Veranstalter: Polnisches Institut Berlin – Filiale Leipzig im Rahmen der Jüdischen Woche in Leipzig und der Fête de la musique in Kooperation mit dem Institut français Leipzig / Diese Maßnahme wird mitfinanziert durch Steuermittel auf der Grundlage des vom Sächsischen Landtag beschlossenen Haushaltes sowie durch Steuermittel auf der Grundlage des vom Stadtrat beschlossenen Haushaltes der Stadtverwaltung Leipzig.
[Foto © Karolina Trybała]
19/06/2026
Zum Auftakt der ✡️ Jüdische Woche Leipzig und im Rahmen der 🪗 Fête de la musique laden wir am Sonntag in Leipzig zu gleich zwei außergewöhnlichen Konzerten ein. Den Anfang machen zwei Musikinstrumente, die man nicht täglich zu hören bekommt, und ein wegweisender polnischer Forscher:
📅 21.06.2026 / 18:30 / Leipzig / Polnisches Institut / Eintritt frei
🎵 SILIZIUM UND SINAI. JÜDISCHES RITUAL UND DIGITALE GEGENWART
Konzert von 📣 Barbara Gita (Schofar) und 🎵 Pina Bettina Rücker (Quarztiegel) sowie Vortrag von 🎤 PD Dr. habil Katrin Steffen (Martin-Luther-Universität Halle-Wittenberg)

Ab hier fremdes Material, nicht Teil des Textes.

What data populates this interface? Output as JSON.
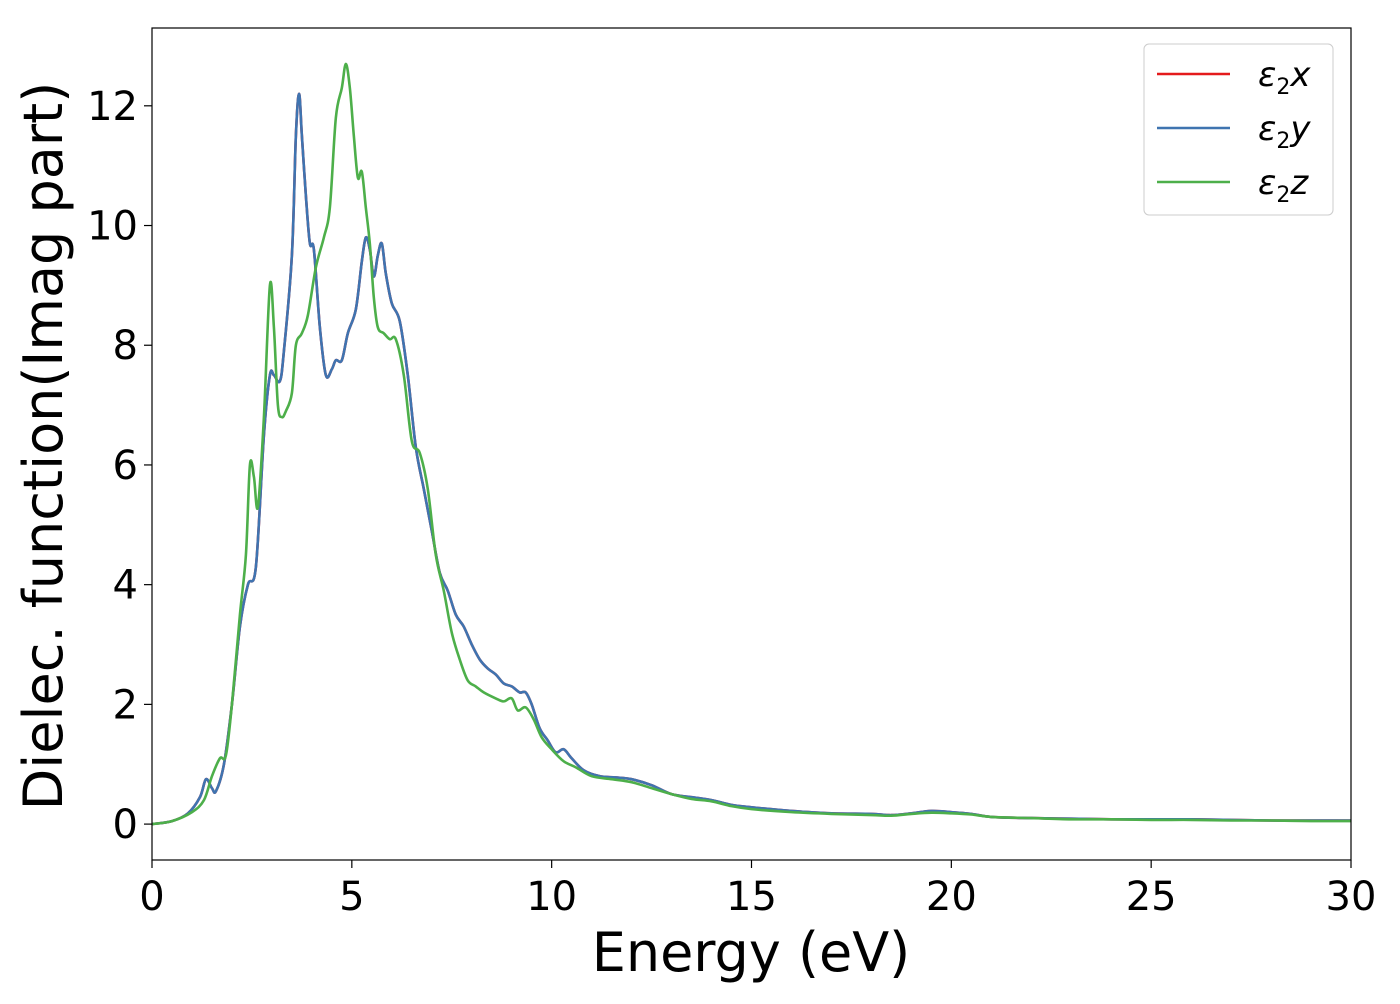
{
  "chart_data": {
    "type": "line",
    "xlabel": "Energy (eV)",
    "ylabel": "Dielec. function(Imag part)",
    "xlim": [
      0,
      30
    ],
    "ylim": [
      -0.6,
      13.3
    ],
    "xticks": [
      0,
      5,
      10,
      15,
      20,
      25,
      30
    ],
    "yticks": [
      0,
      2,
      4,
      6,
      8,
      10,
      12
    ],
    "grid": false,
    "legend_position": "top-right",
    "colors": {
      "x": "#e41a1c",
      "y": "#3f74b0",
      "z": "#4daf4a"
    },
    "legend": [
      {
        "key": "x",
        "symbol": "ε",
        "sub": "2",
        "comp": "x"
      },
      {
        "key": "y",
        "symbol": "ε",
        "sub": "2",
        "comp": "y"
      },
      {
        "key": "z",
        "symbol": "ε",
        "sub": "2",
        "comp": "z"
      }
    ],
    "series": [
      {
        "name": "ε2x",
        "key": "x",
        "points": [
          [
            0,
            0
          ],
          [
            0.5,
            0.05
          ],
          [
            0.9,
            0.18
          ],
          [
            1.2,
            0.45
          ],
          [
            1.35,
            0.75
          ],
          [
            1.5,
            0.6
          ],
          [
            1.6,
            0.55
          ],
          [
            1.8,
            1.0
          ],
          [
            2.0,
            2.0
          ],
          [
            2.2,
            3.3
          ],
          [
            2.4,
            4.0
          ],
          [
            2.6,
            4.3
          ],
          [
            2.8,
            6.5
          ],
          [
            2.95,
            7.5
          ],
          [
            3.05,
            7.5
          ],
          [
            3.2,
            7.4
          ],
          [
            3.3,
            7.9
          ],
          [
            3.5,
            9.5
          ],
          [
            3.6,
            11.5
          ],
          [
            3.68,
            12.2
          ],
          [
            3.75,
            11.5
          ],
          [
            3.85,
            10.5
          ],
          [
            3.95,
            9.7
          ],
          [
            4.05,
            9.6
          ],
          [
            4.2,
            8.3
          ],
          [
            4.35,
            7.5
          ],
          [
            4.5,
            7.6
          ],
          [
            4.6,
            7.75
          ],
          [
            4.75,
            7.75
          ],
          [
            4.9,
            8.2
          ],
          [
            5.1,
            8.6
          ],
          [
            5.25,
            9.4
          ],
          [
            5.35,
            9.8
          ],
          [
            5.45,
            9.6
          ],
          [
            5.55,
            9.15
          ],
          [
            5.65,
            9.5
          ],
          [
            5.75,
            9.7
          ],
          [
            5.85,
            9.2
          ],
          [
            6.0,
            8.7
          ],
          [
            6.2,
            8.4
          ],
          [
            6.4,
            7.5
          ],
          [
            6.6,
            6.3
          ],
          [
            6.8,
            5.6
          ],
          [
            7.0,
            4.9
          ],
          [
            7.2,
            4.2
          ],
          [
            7.4,
            3.9
          ],
          [
            7.6,
            3.5
          ],
          [
            7.8,
            3.3
          ],
          [
            8.0,
            3.0
          ],
          [
            8.2,
            2.75
          ],
          [
            8.4,
            2.6
          ],
          [
            8.6,
            2.5
          ],
          [
            8.8,
            2.35
          ],
          [
            9.0,
            2.3
          ],
          [
            9.2,
            2.2
          ],
          [
            9.35,
            2.2
          ],
          [
            9.5,
            2.0
          ],
          [
            9.7,
            1.6
          ],
          [
            9.9,
            1.4
          ],
          [
            10.1,
            1.2
          ],
          [
            10.3,
            1.25
          ],
          [
            10.5,
            1.1
          ],
          [
            10.8,
            0.9
          ],
          [
            11.2,
            0.8
          ],
          [
            11.6,
            0.78
          ],
          [
            12.0,
            0.75
          ],
          [
            12.5,
            0.65
          ],
          [
            13.0,
            0.5
          ],
          [
            13.5,
            0.45
          ],
          [
            14.0,
            0.4
          ],
          [
            14.5,
            0.32
          ],
          [
            15.0,
            0.28
          ],
          [
            16.0,
            0.22
          ],
          [
            17.0,
            0.18
          ],
          [
            18.0,
            0.17
          ],
          [
            18.5,
            0.15
          ],
          [
            19.0,
            0.18
          ],
          [
            19.5,
            0.22
          ],
          [
            20.0,
            0.2
          ],
          [
            20.5,
            0.17
          ],
          [
            21.0,
            0.12
          ],
          [
            22.0,
            0.1
          ],
          [
            23.0,
            0.09
          ],
          [
            24.0,
            0.08
          ],
          [
            25.0,
            0.08
          ],
          [
            26.0,
            0.08
          ],
          [
            27.0,
            0.07
          ],
          [
            28.0,
            0.06
          ],
          [
            29.0,
            0.06
          ],
          [
            30.0,
            0.06
          ]
        ]
      },
      {
        "name": "ε2y",
        "key": "y",
        "points": [
          [
            0,
            0
          ],
          [
            0.5,
            0.05
          ],
          [
            0.9,
            0.18
          ],
          [
            1.2,
            0.45
          ],
          [
            1.35,
            0.75
          ],
          [
            1.5,
            0.6
          ],
          [
            1.6,
            0.55
          ],
          [
            1.8,
            1.0
          ],
          [
            2.0,
            2.0
          ],
          [
            2.2,
            3.3
          ],
          [
            2.4,
            4.0
          ],
          [
            2.6,
            4.3
          ],
          [
            2.8,
            6.5
          ],
          [
            2.95,
            7.5
          ],
          [
            3.05,
            7.5
          ],
          [
            3.2,
            7.4
          ],
          [
            3.3,
            7.9
          ],
          [
            3.5,
            9.5
          ],
          [
            3.6,
            11.5
          ],
          [
            3.68,
            12.2
          ],
          [
            3.75,
            11.5
          ],
          [
            3.85,
            10.5
          ],
          [
            3.95,
            9.7
          ],
          [
            4.05,
            9.6
          ],
          [
            4.2,
            8.3
          ],
          [
            4.35,
            7.5
          ],
          [
            4.5,
            7.6
          ],
          [
            4.6,
            7.75
          ],
          [
            4.75,
            7.75
          ],
          [
            4.9,
            8.2
          ],
          [
            5.1,
            8.6
          ],
          [
            5.25,
            9.4
          ],
          [
            5.35,
            9.8
          ],
          [
            5.45,
            9.6
          ],
          [
            5.55,
            9.15
          ],
          [
            5.65,
            9.5
          ],
          [
            5.75,
            9.7
          ],
          [
            5.85,
            9.2
          ],
          [
            6.0,
            8.7
          ],
          [
            6.2,
            8.4
          ],
          [
            6.4,
            7.5
          ],
          [
            6.6,
            6.3
          ],
          [
            6.8,
            5.6
          ],
          [
            7.0,
            4.9
          ],
          [
            7.2,
            4.2
          ],
          [
            7.4,
            3.9
          ],
          [
            7.6,
            3.5
          ],
          [
            7.8,
            3.3
          ],
          [
            8.0,
            3.0
          ],
          [
            8.2,
            2.75
          ],
          [
            8.4,
            2.6
          ],
          [
            8.6,
            2.5
          ],
          [
            8.8,
            2.35
          ],
          [
            9.0,
            2.3
          ],
          [
            9.2,
            2.2
          ],
          [
            9.35,
            2.2
          ],
          [
            9.5,
            2.0
          ],
          [
            9.7,
            1.6
          ],
          [
            9.9,
            1.4
          ],
          [
            10.1,
            1.2
          ],
          [
            10.3,
            1.25
          ],
          [
            10.5,
            1.1
          ],
          [
            10.8,
            0.9
          ],
          [
            11.2,
            0.8
          ],
          [
            11.6,
            0.78
          ],
          [
            12.0,
            0.75
          ],
          [
            12.5,
            0.65
          ],
          [
            13.0,
            0.5
          ],
          [
            13.5,
            0.45
          ],
          [
            14.0,
            0.4
          ],
          [
            14.5,
            0.32
          ],
          [
            15.0,
            0.28
          ],
          [
            16.0,
            0.22
          ],
          [
            17.0,
            0.18
          ],
          [
            18.0,
            0.17
          ],
          [
            18.5,
            0.15
          ],
          [
            19.0,
            0.18
          ],
          [
            19.5,
            0.22
          ],
          [
            20.0,
            0.2
          ],
          [
            20.5,
            0.17
          ],
          [
            21.0,
            0.12
          ],
          [
            22.0,
            0.1
          ],
          [
            23.0,
            0.09
          ],
          [
            24.0,
            0.08
          ],
          [
            25.0,
            0.08
          ],
          [
            26.0,
            0.08
          ],
          [
            27.0,
            0.07
          ],
          [
            28.0,
            0.06
          ],
          [
            29.0,
            0.06
          ],
          [
            30.0,
            0.06
          ]
        ]
      },
      {
        "name": "ε2z",
        "key": "z",
        "points": [
          [
            0,
            0
          ],
          [
            0.5,
            0.05
          ],
          [
            1.0,
            0.2
          ],
          [
            1.3,
            0.4
          ],
          [
            1.5,
            0.8
          ],
          [
            1.7,
            1.1
          ],
          [
            1.85,
            1.15
          ],
          [
            2.0,
            2.0
          ],
          [
            2.2,
            3.5
          ],
          [
            2.35,
            4.5
          ],
          [
            2.45,
            6.0
          ],
          [
            2.55,
            5.8
          ],
          [
            2.65,
            5.3
          ],
          [
            2.8,
            6.8
          ],
          [
            2.95,
            9.0
          ],
          [
            3.05,
            8.3
          ],
          [
            3.15,
            7.0
          ],
          [
            3.25,
            6.8
          ],
          [
            3.35,
            6.9
          ],
          [
            3.5,
            7.2
          ],
          [
            3.6,
            8.0
          ],
          [
            3.75,
            8.2
          ],
          [
            3.9,
            8.5
          ],
          [
            4.1,
            9.3
          ],
          [
            4.3,
            9.8
          ],
          [
            4.45,
            10.3
          ],
          [
            4.6,
            11.8
          ],
          [
            4.75,
            12.3
          ],
          [
            4.85,
            12.7
          ],
          [
            4.95,
            12.3
          ],
          [
            5.05,
            11.5
          ],
          [
            5.15,
            10.8
          ],
          [
            5.25,
            10.9
          ],
          [
            5.35,
            10.3
          ],
          [
            5.45,
            9.7
          ],
          [
            5.55,
            8.8
          ],
          [
            5.65,
            8.3
          ],
          [
            5.8,
            8.2
          ],
          [
            5.95,
            8.1
          ],
          [
            6.1,
            8.1
          ],
          [
            6.3,
            7.5
          ],
          [
            6.5,
            6.4
          ],
          [
            6.7,
            6.2
          ],
          [
            6.9,
            5.6
          ],
          [
            7.1,
            4.5
          ],
          [
            7.3,
            3.9
          ],
          [
            7.5,
            3.2
          ],
          [
            7.7,
            2.75
          ],
          [
            7.9,
            2.4
          ],
          [
            8.1,
            2.3
          ],
          [
            8.3,
            2.2
          ],
          [
            8.6,
            2.1
          ],
          [
            8.8,
            2.05
          ],
          [
            9.0,
            2.1
          ],
          [
            9.15,
            1.9
          ],
          [
            9.35,
            1.95
          ],
          [
            9.55,
            1.75
          ],
          [
            9.75,
            1.45
          ],
          [
            10.0,
            1.25
          ],
          [
            10.3,
            1.05
          ],
          [
            10.6,
            0.95
          ],
          [
            11.0,
            0.8
          ],
          [
            11.5,
            0.75
          ],
          [
            12.0,
            0.7
          ],
          [
            12.5,
            0.6
          ],
          [
            13.0,
            0.5
          ],
          [
            13.5,
            0.42
          ],
          [
            14.0,
            0.38
          ],
          [
            14.5,
            0.3
          ],
          [
            15.0,
            0.25
          ],
          [
            16.0,
            0.2
          ],
          [
            17.0,
            0.17
          ],
          [
            18.0,
            0.15
          ],
          [
            18.5,
            0.14
          ],
          [
            19.0,
            0.17
          ],
          [
            19.5,
            0.19
          ],
          [
            20.0,
            0.18
          ],
          [
            20.5,
            0.16
          ],
          [
            21.0,
            0.12
          ],
          [
            22.0,
            0.1
          ],
          [
            23.0,
            0.08
          ],
          [
            24.0,
            0.08
          ],
          [
            25.0,
            0.07
          ],
          [
            26.0,
            0.07
          ],
          [
            27.0,
            0.06
          ],
          [
            28.0,
            0.06
          ],
          [
            29.0,
            0.05
          ],
          [
            30.0,
            0.05
          ]
        ]
      }
    ]
  }
}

Das jüdische, rituell verwendete Schofar tritt elektronisch bearbeitet in Beziehung zu Quarztiegeln. Diese sind ein Nebenprodukt bei der Herstellung von Silizium-Einkristallen. Die wiederum sind die Grundlage für unsere heutige Mikroelektronik. Computer und Handys wären nicht denkbar ohne die Erfindung des Einkristallziehens aus der Schmelze, welche den polnischen Wissenschaftler JAN CZOCHRALSKI (1885–1953), berühmt gemacht hat. Sein sog. „Czochralski-Verfahren“ prägt die Mikroelektronik bei der Herstellung von reinen, monokristallinen Materialien bis heute. Ab 1940 arbeitete der polnische Chemiker mit Weltruf mit Zustimmung des polnischen Untergrunds für die deutsche Besatzungsmacht in Warschau. Insgeheim organisierte er Hilfe für Bedürftige im deutsch besetzten Warschau.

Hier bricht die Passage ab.